Record reviews (09/03/24)
Doc Sleep – Cloud Sight Fade [Dark Entries - vinyl and digital]
This LP from Doc Sleep arrives on SF institution Dark Entries with full cover art on the vinyl by the Portuguese artist Sonja Costa Brava (who was the designer for Welt Discos’ logo and first two releases). The tracks were mixed by another Portuguese artist, João Melo aka Mind Safari, and as this dream team might suggest the package is stunning in all respects.
Opener ‘Professor Eucalyptus’ establishes the territory: Detroit hats, electro stabs, watery squiggles bubbling up from time to time, the groove shifting from straight into broken and back again. ‘Lemon Zest’ can be one of two things depending on how you listen: if heard on the beat, it's a driving, funky stepper; if heard on the halfbeat, it turns into something more meditative, like a lost B12 b-side with added breaks (though, as always with a halfbeat, once you’ve lost it it’s gone).
The dense crunchiness that opens ‘Palm Reader’ already feels weighty, but when the kick drops 90 seconds in you realise that what you were hearing before was only surface texture. (This effect reminds me of what happens when I think the noise cancelling on my headphones is off, so I try and turn it on, but actually it was on, and I unintentionally turn it off.)
‘Echo Azure’ and ‘Water Sign’ practice a careful restraint before ‘Cloud Sight Fade’ lets loose in a flurry of splashily reversed and syncopated hats, pitchbent bass and filtered synths — a Detroit vibe again, and sounding so fresh. Then ‘Enchanted Static’, a listening piece in the vein of Doc Sleep’s remix of ‘Swim Domain’ on Third Place last year, sees us out on an ambiguous note.
I rarely listen to LPs these days but this one I bought on first listen.
Ali Akram – Undertones EP [DISCAT - vinyl and digital]
I found out about this release by Ali Akram on his own DISCAT label because it features a remix from Pittsburgh hero Ali Berger. Happily it turns out that not only is Ali B’s remix predictably great, but so are Ali A’s originals.
The lead track ‘C-Bounce’ is a serviceable Derek Carr-esque house track but it has a detail I can’t quite get on board with: one pad that plays through certain sections without modulating when I wish it would. Ali B squeezes this track into something more slippery and interesting with his remix, which recalls Savvas Ysatis in his prime but with a bit of extra flourish in the solos that trill over the back half.
(Sidenote: it feels like dubby dance music is primed for a bit of a comeback this year, which is something I’m highly sceptical about unless it’s the good stuff like this.)
Then there are two more originals from Ali A, ‘Undertones’ and ‘Primary Tactic’, both of which are winning grooves that, you’d have to say, have more than a little Ali B about them too.
Physical Therapy & Nick Léon – Genesis [Allergy Season - digital only]
Physical Therapy didn’t quite deliver on the promise he made a year ago to release 12 EPs in 12 months, but every EP he did put out in 2023 was a hit, especially my favourite, the Sugaring EP with Davis Galvin (in my Top tunes of 2023 here). And now he’s back with a bang in 2024 with ‘Genesis’, a killer collab with Nick Léon.

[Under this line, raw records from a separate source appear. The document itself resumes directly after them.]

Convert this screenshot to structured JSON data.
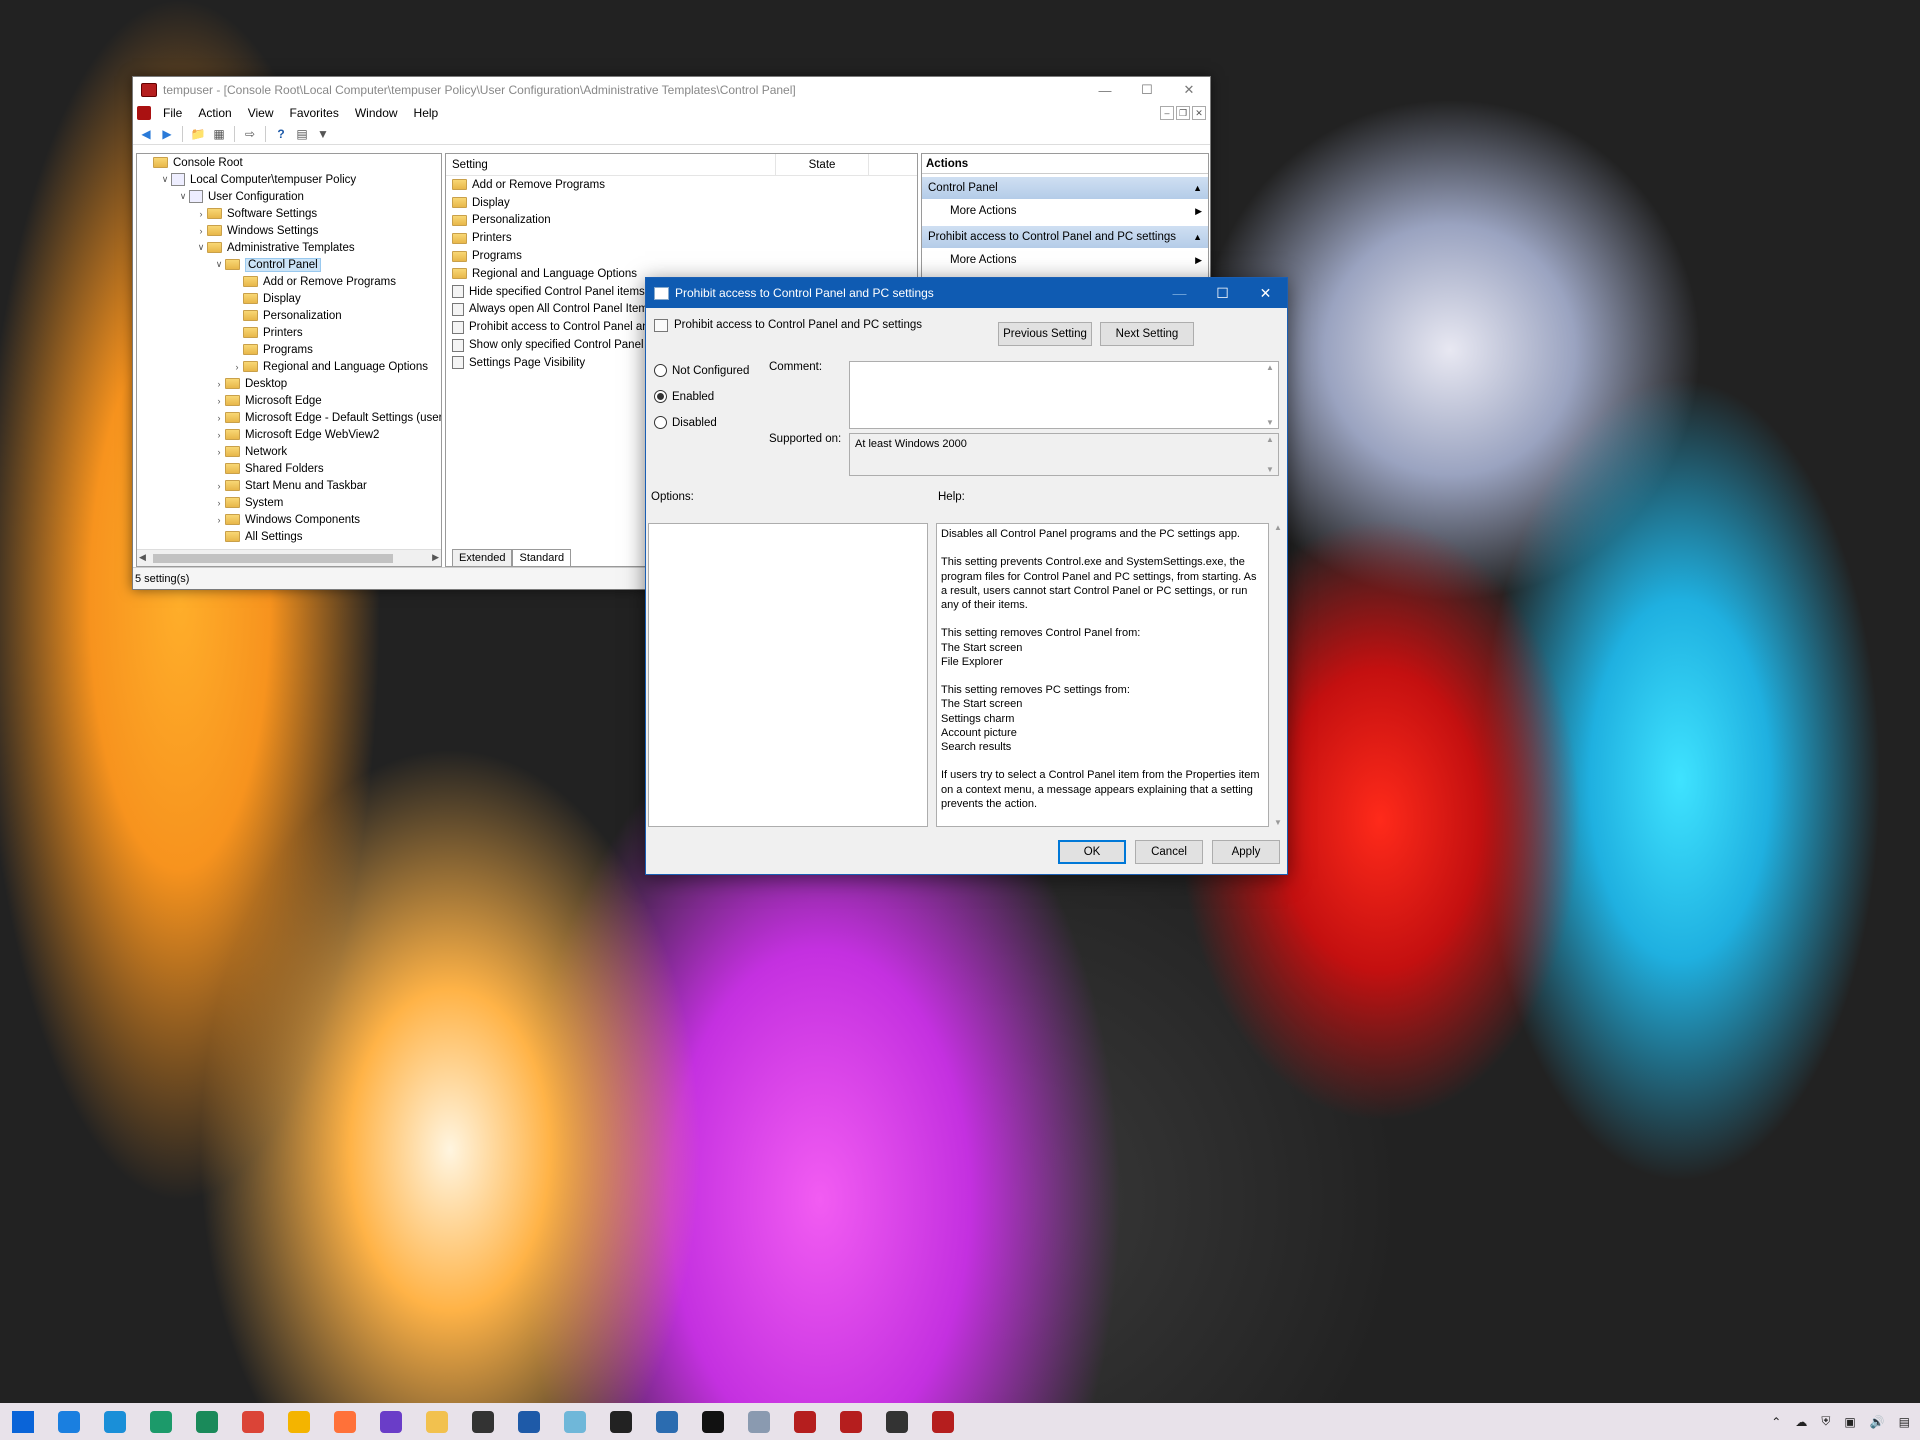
{
  "mmc": {
    "title": "tempuser - [Console Root\\Local Computer\\tempuser Policy\\User Configuration\\Administrative Templates\\Control Panel]",
    "menu": [
      "File",
      "Action",
      "View",
      "Favorites",
      "Window",
      "Help"
    ],
    "tree": [
      {
        "label": "Console Root",
        "indent": 0,
        "expander": "",
        "icon": "folder"
      },
      {
        "label": "Local Computer\\tempuser Policy",
        "indent": 1,
        "expander": "v",
        "icon": "policy"
      },
      {
        "label": "User Configuration",
        "indent": 2,
        "expander": "v",
        "icon": "policy"
      },
      {
        "label": "Software Settings",
        "indent": 3,
        "expander": ">",
        "icon": "folder"
      },
      {
        "label": "Windows Settings",
        "indent": 3,
        "expander": ">",
        "icon": "folder"
      },
      {
        "label": "Administrative Templates",
        "indent": 3,
        "expander": "v",
        "icon": "folder"
      },
      {
        "label": "Control Panel",
        "indent": 4,
        "expander": "v",
        "icon": "folder",
        "selected": true
      },
      {
        "label": "Add or Remove Programs",
        "indent": 5,
        "expander": "",
        "icon": "folder"
      },
      {
        "label": "Display",
        "indent": 5,
        "expander": "",
        "icon": "folder"
      },
      {
        "label": "Personalization",
        "indent": 5,
        "expander": "",
        "icon": "folder"
      },
      {
        "label": "Printers",
        "indent": 5,
        "expander": "",
        "icon": "folder"
      },
      {
        "label": "Programs",
        "indent": 5,
        "expander": "",
        "icon": "folder"
      },
      {
        "label": "Regional and Language Options",
        "indent": 5,
        "expander": ">",
        "icon": "folder"
      },
      {
        "label": "Desktop",
        "indent": 4,
        "expander": ">",
        "icon": "folder"
      },
      {
        "label": "Microsoft Edge",
        "indent": 4,
        "expander": ">",
        "icon": "folder"
      },
      {
        "label": "Microsoft Edge - Default Settings (users ca",
        "indent": 4,
        "expander": ">",
        "icon": "folder"
      },
      {
        "label": "Microsoft Edge WebView2",
        "indent": 4,
        "expander": ">",
        "icon": "folder"
      },
      {
        "label": "Network",
        "indent": 4,
        "expander": ">",
        "icon": "folder"
      },
      {
        "label": "Shared Folders",
        "indent": 4,
        "expander": "",
        "icon": "folder"
      },
      {
        "label": "Start Menu and Taskbar",
        "indent": 4,
        "expander": ">",
        "icon": "folder"
      },
      {
        "label": "System",
        "indent": 4,
        "expander": ">",
        "icon": "folder"
      },
      {
        "label": "Windows Components",
        "indent": 4,
        "expander": ">",
        "icon": "folder"
      },
      {
        "label": "All Settings",
        "indent": 4,
        "expander": "",
        "icon": "folder"
      }
    ],
    "columns": {
      "setting": "Setting",
      "state": "State"
    },
    "settings": [
      {
        "label": "Add or Remove Programs",
        "icon": "folder"
      },
      {
        "label": "Display",
        "icon": "folder"
      },
      {
        "label": "Personalization",
        "icon": "folder"
      },
      {
        "label": "Printers",
        "icon": "folder"
      },
      {
        "label": "Programs",
        "icon": "folder"
      },
      {
        "label": "Regional and Language Options",
        "icon": "folder"
      },
      {
        "label": "Hide specified Control Panel items",
        "icon": "setting"
      },
      {
        "label": "Always open All Control Panel Items",
        "icon": "setting"
      },
      {
        "label": "Prohibit access to Control Panel and",
        "icon": "setting"
      },
      {
        "label": "Show only specified Control Panel it",
        "icon": "setting"
      },
      {
        "label": "Settings Page Visibility",
        "icon": "setting"
      }
    ],
    "tabs": [
      "Extended",
      "Standard"
    ],
    "actions": {
      "header": "Actions",
      "sections": [
        {
          "title": "Control Panel",
          "item": "More Actions"
        },
        {
          "title": "Prohibit access to Control Panel and PC settings",
          "item": "More Actions"
        }
      ]
    },
    "status": "5 setting(s)"
  },
  "dialog": {
    "title": "Prohibit access to Control Panel and PC settings",
    "heading": "Prohibit access to Control Panel and PC settings",
    "prev": "Previous Setting",
    "next": "Next Setting",
    "radios": [
      {
        "label": "Not Configured",
        "checked": false
      },
      {
        "label": "Enabled",
        "checked": true
      },
      {
        "label": "Disabled",
        "checked": false
      }
    ],
    "comment_label": "Comment:",
    "supported_label": "Supported on:",
    "supported_value": "At least Windows 2000",
    "options_label": "Options:",
    "help_label": "Help:",
    "help_text": "Disables all Control Panel programs and the PC settings app.\n\nThis setting prevents Control.exe and SystemSettings.exe, the program files for Control Panel and PC settings, from starting. As a result, users cannot start Control Panel or PC settings, or run any of their items.\n\nThis setting removes Control Panel from:\nThe Start screen\nFile Explorer\n\nThis setting removes PC settings from:\nThe Start screen\nSettings charm\nAccount picture\nSearch results\n\nIf users try to select a Control Panel item from the Properties item on a context menu, a message appears explaining that a setting prevents the action.",
    "ok": "OK",
    "cancel": "Cancel",
    "apply": "Apply"
  },
  "taskbar": {
    "apps": [
      {
        "name": "windows-start-icon",
        "color": "#0a64d8"
      },
      {
        "name": "task-view-icon",
        "color": "#1a7fe0"
      },
      {
        "name": "edge-icon",
        "color": "#1a8fd8"
      },
      {
        "name": "edge-dev-icon",
        "color": "#1c9a6a"
      },
      {
        "name": "edge-canary-icon",
        "color": "#1a8a5a"
      },
      {
        "name": "chrome-icon",
        "color": "#db4437"
      },
      {
        "name": "chrome-canary-icon",
        "color": "#f4b400"
      },
      {
        "name": "firefox-icon",
        "color": "#ff7139"
      },
      {
        "name": "firefox-nightly-icon",
        "color": "#6a3dc8"
      },
      {
        "name": "file-explorer-icon",
        "color": "#f2c14e"
      },
      {
        "name": "store-icon",
        "color": "#333333"
      },
      {
        "name": "powershell-icon",
        "color": "#1e5aa8"
      },
      {
        "name": "notepad-icon",
        "color": "#6fb7d9"
      },
      {
        "name": "terminal-icon",
        "color": "#222222"
      },
      {
        "name": "photos-icon",
        "color": "#2b6cb0"
      },
      {
        "name": "console-icon",
        "color": "#111111"
      },
      {
        "name": "network-icon",
        "color": "#8a9ab0"
      },
      {
        "name": "gpedit-icon",
        "color": "#b51e1e"
      },
      {
        "name": "mmc-icon",
        "color": "#b51e1e"
      },
      {
        "name": "settings-gear-icon",
        "color": "#333333"
      },
      {
        "name": "toolbox-icon",
        "color": "#b51e1e"
      }
    ]
  }
}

I can already tell I'm going to be playing this constantly this year, likely towards the end of my sets as part of the customary soft landing. Economical in terms of elements and duration (just under 4 minutes), the original nonetheless fizzes with detail. DJ Swisha turns in a sprightly house remix that I’m going to feel a bit guilty playing on -8, while PT himself provides a curious edit that merges Hard Groove with Dan Hartman and actually really makes it work.
Forthcoming:
BLEID - Aerosol EP [Eterna - digital only]
BLEID's much anticipated return to the dancefloor. The first track 'Rubber Band Land Calling' and the soundcloud clip of Bored Lord's remix sound very promising.
Kreggo - Swaying EP [Nous'klaer - vinyl and digital]
Kreggo clearly read my EOY thinkpiece on Matthew Dear because the first track on his new EP has an unmistakably False-esque vibe about it. The preview clips reveal the rest of the EP to contain a mix of broken beats and dubby (it's happening!) dreamscapes.
Love Letters - Transfer All/Conditions [.FREQLINK - digital only]
New Love Letters is always welcome, and here we have two subtly mutating extended jams (full previews here). The first is a floating techno workout — think UK c. 1993 — while the second lands somewhere between Dance Mania and Conemelt.